Scaling SQS Consumers#
Scaling SQS efficiently comes down to three things: long polling to avoid wasted API calls when the queue is empty, batching to reduce API overhead at high volume, and autoscaling workers based on queue depth so lag stays under control during traffic spikes.
Long Polling — stop hammering empty queues#
By default, ReceiveMessage returns immediately even if there are no messages. A worker running a tight polling loop hits the SQS API hundreds of times per minute for nothing.
Short polling (default):
Worker polls → queue empty → returns immediately → worker polls again
Worker polls → queue empty → returns immediately → worker polls again
... 100 empty API calls per minute, all wasted
Long polling tells SQS to wait up to 20 seconds for a message before returning. If a message arrives during that wait, it returns immediately. If nothing arrives in 20 seconds, it returns empty.
Long polling:
Worker polls with wait=20s → queue empty → SQS waits
→ message arrives at second 7 → SQS returns it immediately ✓
→ or nothing arrives → returns empty after 20s, worker polls again
Result: far fewer API calls, lower cost, and no wasted CPU on constant empty responses.
ReceiveMessageRequest request = ReceiveMessageRequest.builder()
.queueUrl(queueUrl)
.maxNumberOfMessages(10)
.waitTimeSeconds(20) // long polling — wait up to 20 seconds
.build();
List<Message> messages = sqsClient.receiveMessage(request).messages();
Batching — reduce API overhead at scale#
ReceiveMessage returns up to 10 messages per call. DeleteMessageBatch deletes up to 10 in one call. Always use both.
Processing 100,000 messages without batching:
→ 100,000 ReceiveMessage calls
→ 100,000 DeleteMessage calls
→ 200,000 API calls total
Processing 100,000 messages with batch size 10:
→ 10,000 ReceiveMessage calls
→ 10,000 DeleteMessageBatch calls
→ 20,000 API calls total ← 10x fewer
// Batch delete after processing
List<DeleteMessageBatchRequestEntry> entries = messages.stream()

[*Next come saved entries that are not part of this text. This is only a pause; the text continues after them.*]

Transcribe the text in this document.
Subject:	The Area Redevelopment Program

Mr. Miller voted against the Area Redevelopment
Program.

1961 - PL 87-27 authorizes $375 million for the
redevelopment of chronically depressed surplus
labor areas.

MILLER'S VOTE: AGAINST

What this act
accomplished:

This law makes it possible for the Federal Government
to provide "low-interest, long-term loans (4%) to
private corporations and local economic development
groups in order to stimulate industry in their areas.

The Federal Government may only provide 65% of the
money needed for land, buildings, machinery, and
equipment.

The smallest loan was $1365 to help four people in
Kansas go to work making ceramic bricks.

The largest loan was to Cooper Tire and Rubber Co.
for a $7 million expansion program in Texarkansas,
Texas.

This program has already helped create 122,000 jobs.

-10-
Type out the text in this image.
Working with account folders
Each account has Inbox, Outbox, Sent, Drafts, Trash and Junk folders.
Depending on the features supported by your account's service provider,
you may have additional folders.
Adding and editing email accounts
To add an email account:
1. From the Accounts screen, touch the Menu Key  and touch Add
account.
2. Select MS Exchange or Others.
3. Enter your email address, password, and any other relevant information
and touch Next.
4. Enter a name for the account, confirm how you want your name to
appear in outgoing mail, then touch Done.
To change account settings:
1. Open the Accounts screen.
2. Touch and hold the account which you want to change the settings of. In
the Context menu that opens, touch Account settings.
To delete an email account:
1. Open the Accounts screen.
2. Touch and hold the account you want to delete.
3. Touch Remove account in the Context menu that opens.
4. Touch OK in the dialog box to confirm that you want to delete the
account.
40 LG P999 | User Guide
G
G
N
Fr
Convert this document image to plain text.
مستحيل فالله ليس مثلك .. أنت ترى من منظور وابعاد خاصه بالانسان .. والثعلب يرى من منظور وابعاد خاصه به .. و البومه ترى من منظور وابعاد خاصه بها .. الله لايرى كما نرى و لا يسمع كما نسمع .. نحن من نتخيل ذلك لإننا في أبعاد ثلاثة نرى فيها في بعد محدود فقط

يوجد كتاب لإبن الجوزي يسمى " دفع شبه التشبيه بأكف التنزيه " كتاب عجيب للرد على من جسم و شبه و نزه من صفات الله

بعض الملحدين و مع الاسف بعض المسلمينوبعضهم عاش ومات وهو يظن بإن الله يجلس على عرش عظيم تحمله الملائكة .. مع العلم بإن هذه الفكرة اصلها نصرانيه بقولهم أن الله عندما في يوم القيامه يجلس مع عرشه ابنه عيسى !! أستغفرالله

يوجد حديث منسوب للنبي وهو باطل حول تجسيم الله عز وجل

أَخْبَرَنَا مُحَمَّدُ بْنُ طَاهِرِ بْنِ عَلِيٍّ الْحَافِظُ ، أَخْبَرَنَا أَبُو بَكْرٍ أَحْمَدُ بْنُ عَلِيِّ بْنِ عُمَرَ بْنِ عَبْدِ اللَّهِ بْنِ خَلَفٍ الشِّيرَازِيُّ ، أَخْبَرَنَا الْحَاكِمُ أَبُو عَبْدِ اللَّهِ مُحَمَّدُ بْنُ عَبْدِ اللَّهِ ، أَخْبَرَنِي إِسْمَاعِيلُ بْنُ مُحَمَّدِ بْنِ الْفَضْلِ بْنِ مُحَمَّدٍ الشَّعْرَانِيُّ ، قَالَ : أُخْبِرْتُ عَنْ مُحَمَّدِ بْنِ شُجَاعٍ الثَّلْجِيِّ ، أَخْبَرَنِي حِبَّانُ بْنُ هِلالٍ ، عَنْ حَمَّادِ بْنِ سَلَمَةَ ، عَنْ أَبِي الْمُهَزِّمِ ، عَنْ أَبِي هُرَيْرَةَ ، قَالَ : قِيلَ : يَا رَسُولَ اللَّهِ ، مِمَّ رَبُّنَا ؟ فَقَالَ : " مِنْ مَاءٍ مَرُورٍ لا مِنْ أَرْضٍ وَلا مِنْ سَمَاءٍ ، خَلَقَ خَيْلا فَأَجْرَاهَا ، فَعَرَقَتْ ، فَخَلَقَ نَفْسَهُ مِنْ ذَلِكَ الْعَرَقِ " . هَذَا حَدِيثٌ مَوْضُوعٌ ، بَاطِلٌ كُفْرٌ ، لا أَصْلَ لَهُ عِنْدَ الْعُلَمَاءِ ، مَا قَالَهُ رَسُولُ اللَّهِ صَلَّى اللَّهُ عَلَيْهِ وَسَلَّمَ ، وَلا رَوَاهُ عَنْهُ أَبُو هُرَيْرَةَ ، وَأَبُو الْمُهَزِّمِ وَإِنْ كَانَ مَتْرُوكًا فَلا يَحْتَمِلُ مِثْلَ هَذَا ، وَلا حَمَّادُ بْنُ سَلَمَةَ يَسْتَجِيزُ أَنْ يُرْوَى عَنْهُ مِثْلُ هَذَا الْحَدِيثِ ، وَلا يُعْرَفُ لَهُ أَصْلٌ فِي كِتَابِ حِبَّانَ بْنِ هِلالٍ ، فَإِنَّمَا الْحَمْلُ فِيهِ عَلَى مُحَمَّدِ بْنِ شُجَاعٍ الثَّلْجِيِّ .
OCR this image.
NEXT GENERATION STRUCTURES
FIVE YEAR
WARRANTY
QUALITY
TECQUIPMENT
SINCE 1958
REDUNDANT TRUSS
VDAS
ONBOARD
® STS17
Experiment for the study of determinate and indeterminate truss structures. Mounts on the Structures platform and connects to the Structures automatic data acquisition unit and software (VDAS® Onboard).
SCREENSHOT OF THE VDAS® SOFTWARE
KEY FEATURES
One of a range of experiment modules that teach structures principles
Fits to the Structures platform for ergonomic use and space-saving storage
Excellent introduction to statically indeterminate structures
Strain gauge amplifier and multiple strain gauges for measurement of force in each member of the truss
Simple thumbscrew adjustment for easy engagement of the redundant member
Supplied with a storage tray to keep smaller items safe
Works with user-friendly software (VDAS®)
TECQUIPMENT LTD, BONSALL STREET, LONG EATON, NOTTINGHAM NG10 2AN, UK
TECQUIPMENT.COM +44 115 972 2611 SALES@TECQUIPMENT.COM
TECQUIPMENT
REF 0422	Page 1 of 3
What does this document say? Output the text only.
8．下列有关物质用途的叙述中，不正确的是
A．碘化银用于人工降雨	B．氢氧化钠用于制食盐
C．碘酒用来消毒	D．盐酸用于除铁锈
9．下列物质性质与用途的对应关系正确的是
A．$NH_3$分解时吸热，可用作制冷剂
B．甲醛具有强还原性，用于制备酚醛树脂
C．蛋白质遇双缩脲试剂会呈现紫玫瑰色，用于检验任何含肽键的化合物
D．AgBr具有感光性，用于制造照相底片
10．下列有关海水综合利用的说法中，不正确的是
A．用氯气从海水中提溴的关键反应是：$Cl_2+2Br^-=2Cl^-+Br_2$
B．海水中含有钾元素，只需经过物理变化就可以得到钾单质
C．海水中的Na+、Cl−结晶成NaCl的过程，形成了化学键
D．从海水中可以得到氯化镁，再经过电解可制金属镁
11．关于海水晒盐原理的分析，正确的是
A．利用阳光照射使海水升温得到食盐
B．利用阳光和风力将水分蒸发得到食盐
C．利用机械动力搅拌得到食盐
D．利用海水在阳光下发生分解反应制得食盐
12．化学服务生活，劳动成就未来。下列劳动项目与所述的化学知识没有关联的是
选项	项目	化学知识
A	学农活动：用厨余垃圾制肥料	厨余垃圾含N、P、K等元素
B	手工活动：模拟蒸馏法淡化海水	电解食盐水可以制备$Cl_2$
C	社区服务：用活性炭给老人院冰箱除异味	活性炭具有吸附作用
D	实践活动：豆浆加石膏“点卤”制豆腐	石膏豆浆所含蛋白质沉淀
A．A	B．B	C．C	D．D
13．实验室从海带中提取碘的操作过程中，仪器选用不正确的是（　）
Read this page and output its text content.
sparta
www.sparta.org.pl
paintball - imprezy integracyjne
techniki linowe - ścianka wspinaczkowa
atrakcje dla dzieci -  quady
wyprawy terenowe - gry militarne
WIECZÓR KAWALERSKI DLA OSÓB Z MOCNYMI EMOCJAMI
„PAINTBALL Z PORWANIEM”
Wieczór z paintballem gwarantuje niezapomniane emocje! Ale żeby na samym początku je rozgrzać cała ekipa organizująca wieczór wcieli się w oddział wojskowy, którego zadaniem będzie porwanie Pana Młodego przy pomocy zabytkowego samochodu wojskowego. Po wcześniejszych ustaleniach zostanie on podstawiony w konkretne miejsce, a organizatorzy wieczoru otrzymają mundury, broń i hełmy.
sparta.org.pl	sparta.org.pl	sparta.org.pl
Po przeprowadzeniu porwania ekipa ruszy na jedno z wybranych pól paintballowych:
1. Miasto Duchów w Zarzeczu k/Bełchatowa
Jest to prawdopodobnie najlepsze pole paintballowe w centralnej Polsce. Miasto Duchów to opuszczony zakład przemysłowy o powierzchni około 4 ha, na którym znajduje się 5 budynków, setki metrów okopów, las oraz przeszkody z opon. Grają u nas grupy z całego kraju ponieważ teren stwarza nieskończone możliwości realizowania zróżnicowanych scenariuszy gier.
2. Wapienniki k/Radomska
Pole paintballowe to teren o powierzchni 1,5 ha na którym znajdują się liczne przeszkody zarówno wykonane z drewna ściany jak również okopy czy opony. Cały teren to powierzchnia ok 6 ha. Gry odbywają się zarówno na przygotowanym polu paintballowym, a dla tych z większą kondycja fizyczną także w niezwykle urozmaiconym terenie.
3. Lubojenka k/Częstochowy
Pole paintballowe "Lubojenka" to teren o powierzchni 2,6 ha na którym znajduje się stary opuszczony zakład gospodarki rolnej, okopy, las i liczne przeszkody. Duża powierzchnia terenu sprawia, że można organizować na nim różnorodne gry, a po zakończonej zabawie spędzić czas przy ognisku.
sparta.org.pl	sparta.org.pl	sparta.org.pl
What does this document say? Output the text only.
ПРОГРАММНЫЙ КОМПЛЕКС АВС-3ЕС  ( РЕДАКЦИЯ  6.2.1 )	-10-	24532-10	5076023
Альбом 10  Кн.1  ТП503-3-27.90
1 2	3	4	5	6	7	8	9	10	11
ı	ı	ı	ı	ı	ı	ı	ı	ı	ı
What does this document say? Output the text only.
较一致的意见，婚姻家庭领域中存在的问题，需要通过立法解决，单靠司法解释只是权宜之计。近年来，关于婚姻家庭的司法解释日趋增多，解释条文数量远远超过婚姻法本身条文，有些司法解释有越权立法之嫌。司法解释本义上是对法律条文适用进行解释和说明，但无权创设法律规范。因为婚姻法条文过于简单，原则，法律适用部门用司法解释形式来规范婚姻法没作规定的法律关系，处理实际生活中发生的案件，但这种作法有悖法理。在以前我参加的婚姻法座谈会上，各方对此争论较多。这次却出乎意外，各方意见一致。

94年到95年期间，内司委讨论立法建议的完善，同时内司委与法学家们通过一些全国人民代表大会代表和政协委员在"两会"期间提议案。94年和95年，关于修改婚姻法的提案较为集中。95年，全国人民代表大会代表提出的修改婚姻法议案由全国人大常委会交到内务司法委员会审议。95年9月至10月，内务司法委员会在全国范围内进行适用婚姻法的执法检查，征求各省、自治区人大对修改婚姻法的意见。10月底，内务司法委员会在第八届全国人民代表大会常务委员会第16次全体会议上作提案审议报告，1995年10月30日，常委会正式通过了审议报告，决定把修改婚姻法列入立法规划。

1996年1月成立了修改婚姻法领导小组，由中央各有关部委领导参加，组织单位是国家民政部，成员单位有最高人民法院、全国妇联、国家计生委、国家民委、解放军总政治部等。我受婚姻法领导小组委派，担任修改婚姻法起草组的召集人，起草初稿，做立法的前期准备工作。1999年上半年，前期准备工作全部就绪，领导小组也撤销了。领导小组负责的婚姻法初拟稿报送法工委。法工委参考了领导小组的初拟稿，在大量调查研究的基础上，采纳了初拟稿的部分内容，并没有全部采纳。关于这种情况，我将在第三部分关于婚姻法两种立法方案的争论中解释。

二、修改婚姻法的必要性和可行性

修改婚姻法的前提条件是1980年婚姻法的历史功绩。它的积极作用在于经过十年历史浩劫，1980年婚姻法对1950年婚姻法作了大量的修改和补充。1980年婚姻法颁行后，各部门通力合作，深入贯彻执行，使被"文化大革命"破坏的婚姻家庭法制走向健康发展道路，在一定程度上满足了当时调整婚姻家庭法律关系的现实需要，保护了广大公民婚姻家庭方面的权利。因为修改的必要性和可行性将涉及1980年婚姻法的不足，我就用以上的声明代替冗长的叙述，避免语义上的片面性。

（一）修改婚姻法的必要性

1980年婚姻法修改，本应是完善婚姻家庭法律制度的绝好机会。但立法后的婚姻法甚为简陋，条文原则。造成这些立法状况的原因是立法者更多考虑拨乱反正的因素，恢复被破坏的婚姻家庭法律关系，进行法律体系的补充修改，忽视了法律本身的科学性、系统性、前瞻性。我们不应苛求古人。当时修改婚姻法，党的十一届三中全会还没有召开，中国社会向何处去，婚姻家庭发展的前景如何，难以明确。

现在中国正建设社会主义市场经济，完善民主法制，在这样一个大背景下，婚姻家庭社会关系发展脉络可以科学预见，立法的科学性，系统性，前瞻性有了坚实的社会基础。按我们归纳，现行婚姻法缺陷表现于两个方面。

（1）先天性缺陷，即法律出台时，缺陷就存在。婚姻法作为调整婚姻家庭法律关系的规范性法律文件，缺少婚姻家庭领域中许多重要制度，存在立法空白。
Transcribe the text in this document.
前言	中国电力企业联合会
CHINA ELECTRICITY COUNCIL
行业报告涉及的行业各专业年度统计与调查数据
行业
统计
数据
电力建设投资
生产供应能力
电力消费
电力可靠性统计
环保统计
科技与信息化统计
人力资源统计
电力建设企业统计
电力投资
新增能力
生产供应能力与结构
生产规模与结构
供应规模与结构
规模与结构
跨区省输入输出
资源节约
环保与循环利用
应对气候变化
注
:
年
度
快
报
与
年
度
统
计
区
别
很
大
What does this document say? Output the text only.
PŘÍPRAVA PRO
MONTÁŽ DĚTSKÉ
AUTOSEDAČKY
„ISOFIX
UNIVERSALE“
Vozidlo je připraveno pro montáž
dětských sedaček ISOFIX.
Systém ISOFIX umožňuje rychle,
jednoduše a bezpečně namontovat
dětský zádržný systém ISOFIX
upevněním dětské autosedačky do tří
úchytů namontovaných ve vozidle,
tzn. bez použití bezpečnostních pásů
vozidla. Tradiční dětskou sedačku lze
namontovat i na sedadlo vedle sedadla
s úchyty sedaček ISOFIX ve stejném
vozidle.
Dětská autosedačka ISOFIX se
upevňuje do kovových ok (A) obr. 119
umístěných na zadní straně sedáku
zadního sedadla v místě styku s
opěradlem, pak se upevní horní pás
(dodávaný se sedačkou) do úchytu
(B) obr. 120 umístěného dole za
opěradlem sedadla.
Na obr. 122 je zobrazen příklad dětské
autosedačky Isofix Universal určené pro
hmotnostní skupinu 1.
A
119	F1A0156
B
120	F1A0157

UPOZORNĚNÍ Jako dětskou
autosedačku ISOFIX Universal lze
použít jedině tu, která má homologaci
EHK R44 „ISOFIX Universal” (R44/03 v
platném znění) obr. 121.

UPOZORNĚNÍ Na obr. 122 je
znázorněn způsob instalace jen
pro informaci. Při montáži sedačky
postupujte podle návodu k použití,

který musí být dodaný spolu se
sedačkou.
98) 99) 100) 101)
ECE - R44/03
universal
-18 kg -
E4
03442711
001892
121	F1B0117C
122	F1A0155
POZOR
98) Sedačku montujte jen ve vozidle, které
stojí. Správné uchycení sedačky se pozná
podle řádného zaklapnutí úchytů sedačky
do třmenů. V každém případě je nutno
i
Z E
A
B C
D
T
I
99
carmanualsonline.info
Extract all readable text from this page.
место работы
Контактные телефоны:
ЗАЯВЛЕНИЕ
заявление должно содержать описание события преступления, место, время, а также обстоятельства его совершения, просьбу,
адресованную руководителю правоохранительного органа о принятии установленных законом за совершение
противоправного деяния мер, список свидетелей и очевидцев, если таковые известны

.map(msg -> DeleteMessageBatchRequestEntry.builder()
.id(msg.messageId())
.receiptHandle(msg.receiptHandle())
.build())
.collect(Collectors.toList());
sqsClient.deleteMessageBatch(DeleteMessageBatchRequest.builder()
.queueUrl(queueUrl)
.entries(entries)
.build());
Autoscaling workers from queue depth#
Adding more workers speeds up drain rate. But you don't want workers running at full scale when the queue is empty — that wastes money. You scale based on two SQS metrics:
ApproximateNumberOfMessagesVisible — how many jobs are waiting. If this grows, consumers can't keep up with producers.
ApproximateAgeOfOldestMessage — how old is the oldest job sitting in the queue. A video that's been waiting 30 minutes to be transcoded is a business problem.
Scale out when:
→ queue depth > 1,000 messages (backlog building up)
→ oldest message age > 5 minutes (jobs sitting too long)
Scale in when:
→ queue depth < 100 for 10 minutes (queue draining, workers idle)
On AWS, this is wired directly into an Auto Scaling Group targeting these CloudWatch metrics. Workers scale up automatically when a traffic spike hits and scale back down when the queue drains.
Interview framing: "I'd enable long polling with a 20-second wait time and batch receive/delete in groups of 10 to minimize API overhead. For scaling, I'd autoscale workers based on ApproximateNumberOfMessagesVisible and ApproximateAgeOfOldestMessage — the age metric is especially important because it directly reflects how long jobs are waiting, which maps to user-visible latency."